07/11/2014

Jo-Wilfrid contre Stan : vraiment ?

Il est émouvant, le président du Parti socialiste suisse dans sa croisade pour l’égalité fiscale … entre riches.


Que ferait, sans lui, ce pôvre Stanislas Wawrinka, lui qui ne gagnait, avant de faire son apparition dans le top-ten, qu’un million de francs par an alors que son compétiteur et voisin, Jo-Wilfried Tsonga, qui gagne autant que lui, paie nettement moins d’impôts ?

Heureusement que Levrat est là pour dénoncer cette ignoble inégalité de traitement entre (multi)millionnaires! Pourquoi, d’ailleurs, ne pas pointer aussi la scandaleuse inégalité de traitement fiscal entre Levis Hamilton et Sébastien Buemi, entre le patron d’Ikea et le PDG de Nestlé?

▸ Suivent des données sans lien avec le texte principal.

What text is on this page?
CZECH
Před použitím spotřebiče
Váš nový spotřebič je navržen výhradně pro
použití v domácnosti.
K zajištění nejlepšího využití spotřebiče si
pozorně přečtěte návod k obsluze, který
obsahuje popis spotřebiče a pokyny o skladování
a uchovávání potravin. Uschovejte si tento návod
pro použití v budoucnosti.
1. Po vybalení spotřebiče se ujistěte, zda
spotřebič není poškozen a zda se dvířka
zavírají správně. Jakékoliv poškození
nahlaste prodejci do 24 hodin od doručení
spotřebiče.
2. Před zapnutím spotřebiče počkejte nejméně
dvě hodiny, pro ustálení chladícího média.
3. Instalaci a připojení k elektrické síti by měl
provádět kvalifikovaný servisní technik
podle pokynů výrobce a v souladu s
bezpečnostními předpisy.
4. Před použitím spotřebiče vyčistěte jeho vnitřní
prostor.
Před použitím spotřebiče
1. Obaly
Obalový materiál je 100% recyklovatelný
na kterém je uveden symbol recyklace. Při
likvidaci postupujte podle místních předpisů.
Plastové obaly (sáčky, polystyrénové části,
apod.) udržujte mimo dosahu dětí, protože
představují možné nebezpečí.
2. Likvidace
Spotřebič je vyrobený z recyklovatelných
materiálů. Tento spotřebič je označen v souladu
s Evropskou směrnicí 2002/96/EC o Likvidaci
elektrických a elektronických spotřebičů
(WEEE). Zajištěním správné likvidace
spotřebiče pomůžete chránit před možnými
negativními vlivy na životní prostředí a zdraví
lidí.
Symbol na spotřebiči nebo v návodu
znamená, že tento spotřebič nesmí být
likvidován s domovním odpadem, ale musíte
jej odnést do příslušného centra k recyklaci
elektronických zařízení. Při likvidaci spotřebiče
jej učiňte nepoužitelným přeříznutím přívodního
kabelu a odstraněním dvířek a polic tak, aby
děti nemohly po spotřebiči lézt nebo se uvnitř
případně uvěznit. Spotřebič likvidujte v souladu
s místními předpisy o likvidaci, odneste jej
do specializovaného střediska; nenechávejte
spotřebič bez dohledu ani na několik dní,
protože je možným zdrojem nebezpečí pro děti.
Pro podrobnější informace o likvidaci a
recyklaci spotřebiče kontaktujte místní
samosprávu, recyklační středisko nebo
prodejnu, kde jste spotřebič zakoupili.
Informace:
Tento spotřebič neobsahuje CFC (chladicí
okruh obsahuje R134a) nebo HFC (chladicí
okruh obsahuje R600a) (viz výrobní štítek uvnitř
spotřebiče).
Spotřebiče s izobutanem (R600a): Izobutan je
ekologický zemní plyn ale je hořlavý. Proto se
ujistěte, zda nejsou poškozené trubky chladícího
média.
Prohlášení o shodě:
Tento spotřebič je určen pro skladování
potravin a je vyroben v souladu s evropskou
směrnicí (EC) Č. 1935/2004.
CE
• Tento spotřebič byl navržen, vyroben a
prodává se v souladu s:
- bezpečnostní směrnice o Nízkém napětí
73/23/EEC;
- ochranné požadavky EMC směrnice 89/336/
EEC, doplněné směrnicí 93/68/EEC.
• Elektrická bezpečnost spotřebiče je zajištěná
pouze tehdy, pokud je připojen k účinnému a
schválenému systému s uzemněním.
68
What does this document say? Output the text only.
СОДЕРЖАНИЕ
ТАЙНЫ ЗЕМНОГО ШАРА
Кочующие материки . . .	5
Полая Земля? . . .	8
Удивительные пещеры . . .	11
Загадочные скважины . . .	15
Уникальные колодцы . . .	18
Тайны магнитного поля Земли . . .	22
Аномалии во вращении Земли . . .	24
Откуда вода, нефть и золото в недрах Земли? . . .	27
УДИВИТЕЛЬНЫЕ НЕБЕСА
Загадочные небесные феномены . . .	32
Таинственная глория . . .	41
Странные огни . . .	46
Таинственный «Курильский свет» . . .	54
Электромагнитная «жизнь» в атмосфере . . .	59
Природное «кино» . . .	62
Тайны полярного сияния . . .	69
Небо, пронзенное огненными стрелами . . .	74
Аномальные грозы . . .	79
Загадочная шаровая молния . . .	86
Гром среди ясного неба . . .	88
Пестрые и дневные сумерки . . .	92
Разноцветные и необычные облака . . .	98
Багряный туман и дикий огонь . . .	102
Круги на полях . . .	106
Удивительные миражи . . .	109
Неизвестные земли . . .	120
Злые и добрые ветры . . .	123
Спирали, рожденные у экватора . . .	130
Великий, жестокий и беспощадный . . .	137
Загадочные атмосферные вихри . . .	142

Nantis de tout le pays, tous unis derrière la rose…

Rien n’est dit par contre sur ce qui devrait faire la motivation de base, profonde, socialiste, de la guerre aux forfaits fiscaux!

Qui sont à combattre d’abord parce qu’ils permettent à ceux qui en bénéficient d’échapper au fisc, tout autant à celui de leurs pays d’origine qu’à celui et de leur pays d’élection fiscale. Or, chaque euro, chaque livre soustraite au fisc français ou britannique sont autant d’euros ou de livres qui vont manquer pour financer les politiques publiques de la France ou du Royaume Uni.

Ce sont des dizaines, voire des centaines de milliers de livres et d’euros qui ne contribuent pas à financer les cantines scolaires, dans les banlieues de Londres ou de Birmingham, de Saint Denis ou de Villeurbanne, qui manqueront au financement des soins de santé de Madame Dupond et de Monsieur Choukroune, ou au versement des retraites de millions de gens qui ont passé leur vie à travailler.

Tout comme chaque franc soustrait au fisc helvétique en vertu des faveurs fiscales que la Suisse accorde aux nantis l’est aussi, soustrait, au financement de l’AVS ou de l’AI, par exemple, assurances sociales dont, ni Tsonga, ni Wawrinka, et encore moins les  patrons de Nestlé et Ikea n’ont pas vraiment besoin pour vivre…

Voilà pourquoi j’ai voté pour l’abolition des forfaits fiscaux, par pour l’égalité entre nantis mais pour que, chez eux ou en Suisse, comme tout un chacun, ils paient leur dû.